POSITIONSPAPIER I/18 WFVD – Fachbereich Vorbeugender Brandschutz

 

AUSGANGSLAGE:


Um die Positionierung des WFVD zum Thema deutlich zu machen, sei als Beispiel eine Löschanlage mit sauerstoffverdrängenden Löschgasen zugrunde gelegt, die baurechtlich im Brandschutznachweis/-konzept gefordert wird.


NACHWEISPFLICHTEN:

Daraus resultiert für den zukünftigen Betreiber die Nachweispflicht für einen ordnungsgemäßen Betrieb der Anlage


• nach dem Baurecht auf Basis der Musterbauordnung und Musterprüfverordnung 

• nach Vorgaben des Verfassers des Brandschutzkonzeptes, bzw. des Brandschutznachweises. 

• entsprechend der technischen Regelwerke wie hier DIN EN 15004-1:2008-09, Ortsfeste Brandbekämpfungsanlagen – Löschanlagen mit gasförmigen Löschmitteln 

• für die Personensicherheit auf Basis der Betriebssicherheitsverordnung 

• ggf. nach weiteren Anforderungen auf Basis berufsgenossenschaftlicher Regelungen und 

• für den geeigneten Versicherungsschutz nach den Techni- schen Regeln der Versicherer (wie z.B. denen des VdS oder der FM Global)


Diese Nachweispflicht wird mittels unterschiedlicher Prüfer (Prüfingenieur, Berufsgenossenschaft, Versicherer) mit unterschiedlichen Prüfzeugnissen und unterschiedlichen Rechnungen erfüllt. 
Die umfangreichen Nachweispflichten beziehen sich nur auf die als Beispiel definierte Anlage. Unternehmen betreiben jedoch eine Vielzahl vergleichbarer Anlagen. 


 

BEWERTUNGSFAKTOREN:

Bewertungsfaktoren, die die Nachweispflicht in den unterschied- lichen Ausgangslagen beeinflussen, werden wie folgt definiert:


• Mögliche Änderungen im Anlagenlayout auf Wunsch des Anlagenbetreibers im Rahmen der Planungsphasen 

• Mögliche Änderungen bestehender Anlagen auf Basis sich weiterentwickelnder technischer Regelungen 

• Mögliche Änderungen bei bestehenden Anlagen aufgrund sich ändernder Betriebsparameter 

• Weitere Variablen 
Die Nachweispflichten und die Bewertungsfaktoren gelten dabei für alle Abschnitte des Lebenszyklus einer solchen Anlage, von der Errichtung, Betrieb, Umbau, Wartung und In- standhaltung bis zur Demontage.


BEWERTUNGSQUALIFIZIERUNG:


Für jede der hier genannten Nachweispflichten werden unterschiedliche Anforderungen an die Qualifikation des Prüfers vorausgesetzt.

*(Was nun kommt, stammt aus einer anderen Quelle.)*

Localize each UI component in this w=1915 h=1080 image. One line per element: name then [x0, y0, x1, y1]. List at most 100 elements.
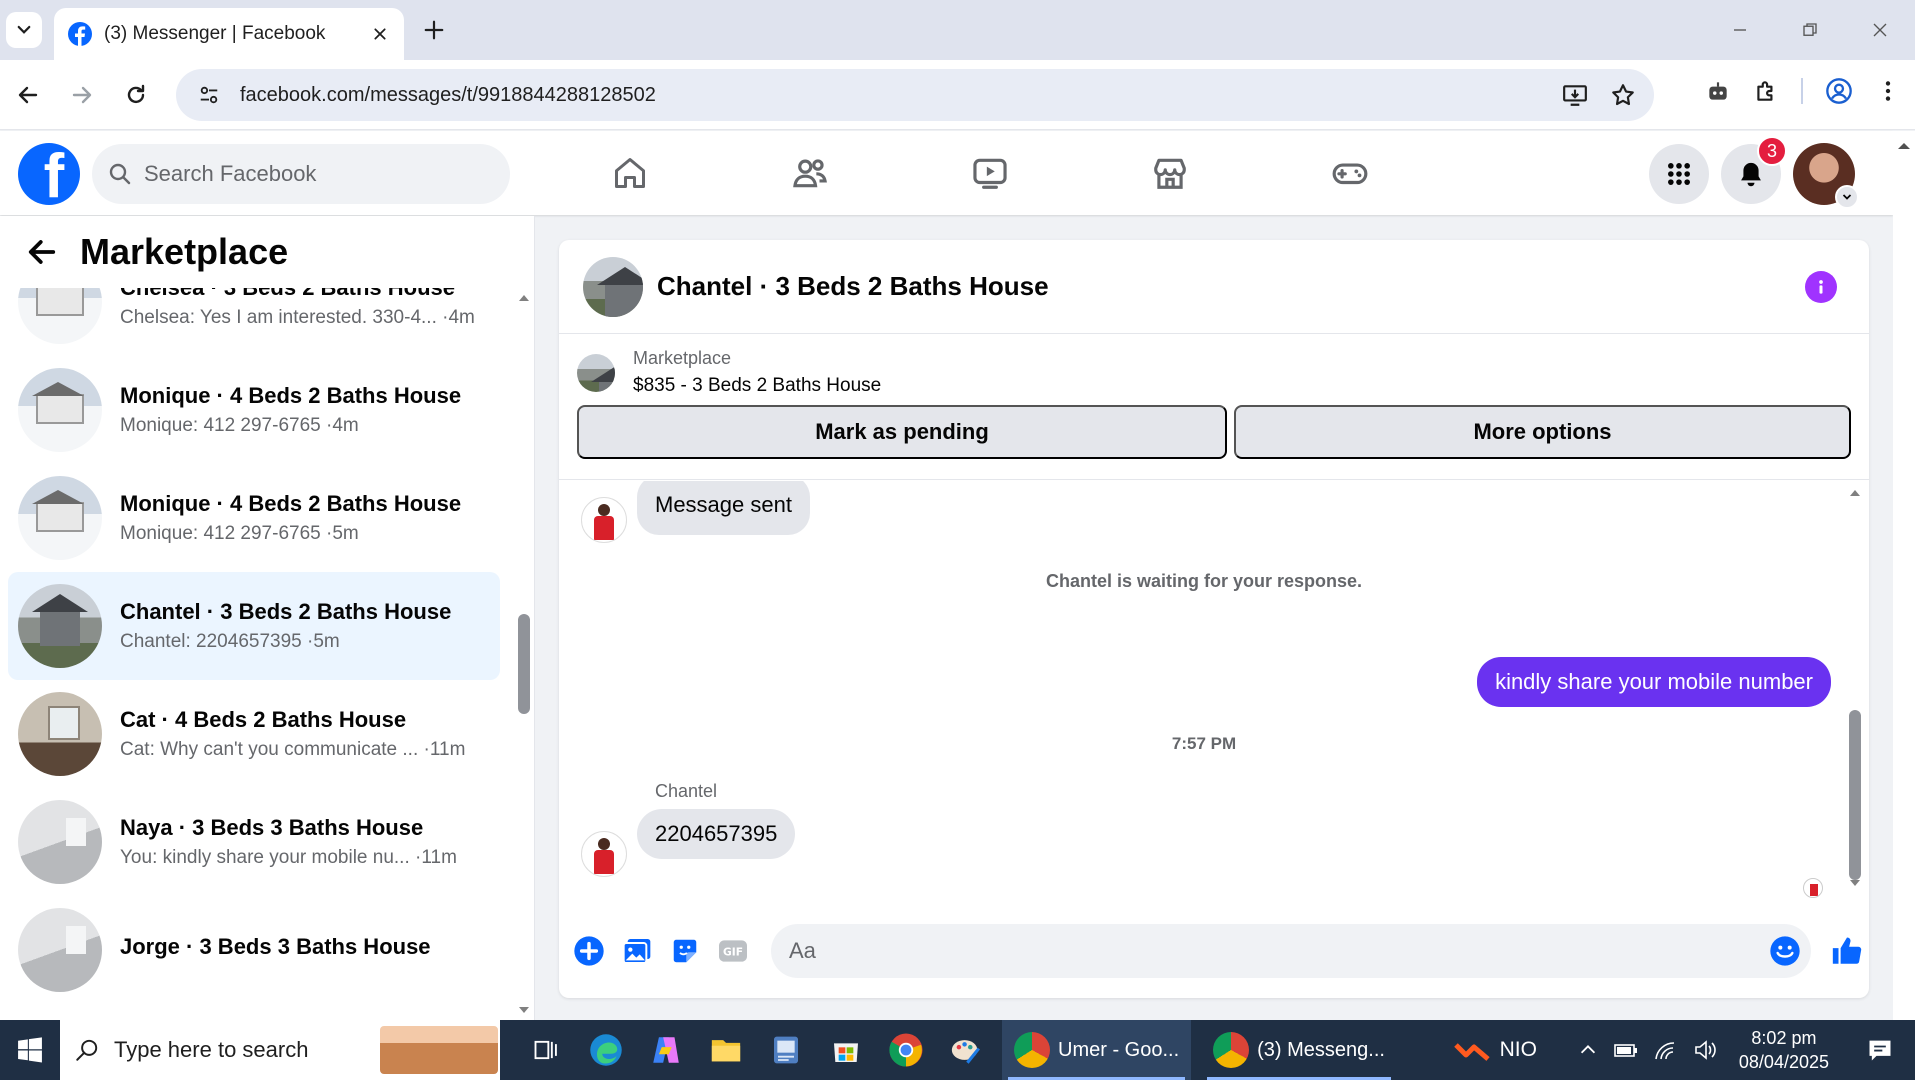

Dies gilt auch für die Gewährleistungsansprüche hinsichtlich der Wartung und Instandhaltung solcher Ein- richtungen und Bauteile.


IN DER PRAXIS:


Erfahrungen aus der Praxis sowie intensiver Erfahrungsaustausch in den Fachbereichen des WFVD zeigen, dass trotz der Vielfalt der vorgenannten Bedingungen nach „bestandenen“ Prüfungskomponenten eine erwartungsgemäß störungsfreie Funktionstüchtigkeit nicht gewährleistet werden kann.


ORGANISATIONS- UND VERANTWORTUNGSHOHEIT:


Der Betreiber der Anlage bleibt dabei durchgängig in der Verantwortung!


POSITION DES WFVD:


Ansatzpunkte zur Entwirrung der Nachweispflichtenvielfalt mit ihren zahlreichen Prüfvariablen sind:


• die Beschreibung der Anforderungen an die gewünschte Anlage durch den Betreiber/Konzeptersteller
• die Sicherstellung der Qualifikation der Beauftragten/ internen Ansprechpartner für den Betreiber
• die Sicherstellung der Qualifikation bei der Auswahl der Dienstleister (TGA, Errichterfirmen, Wartungsfirmen etc.)
• die Sicherstellung der Qualifikation des beauftragten Prüfers
• die Erarbeitung gemeinsamer Plausibilitätschecks für die Prüfungen und deren Dokumentation sowie die Festlegung geeigneter Maßnahmen bei der Feststellung von Fehlern/ Abweichungen
• Transparenz bei der Zurverfügungstellung notwendiger Unterlagen
• ein verstärkter gegenseitiger Informationsaustausch auch bei der Erstellung von Prüfprozessen
Ziel der Zukunft muss es sein, Prüfansätze und -abläufe bei gleichen brandschutztechnischen Einrichtungen rechtsübergreifend zu harmonisieren.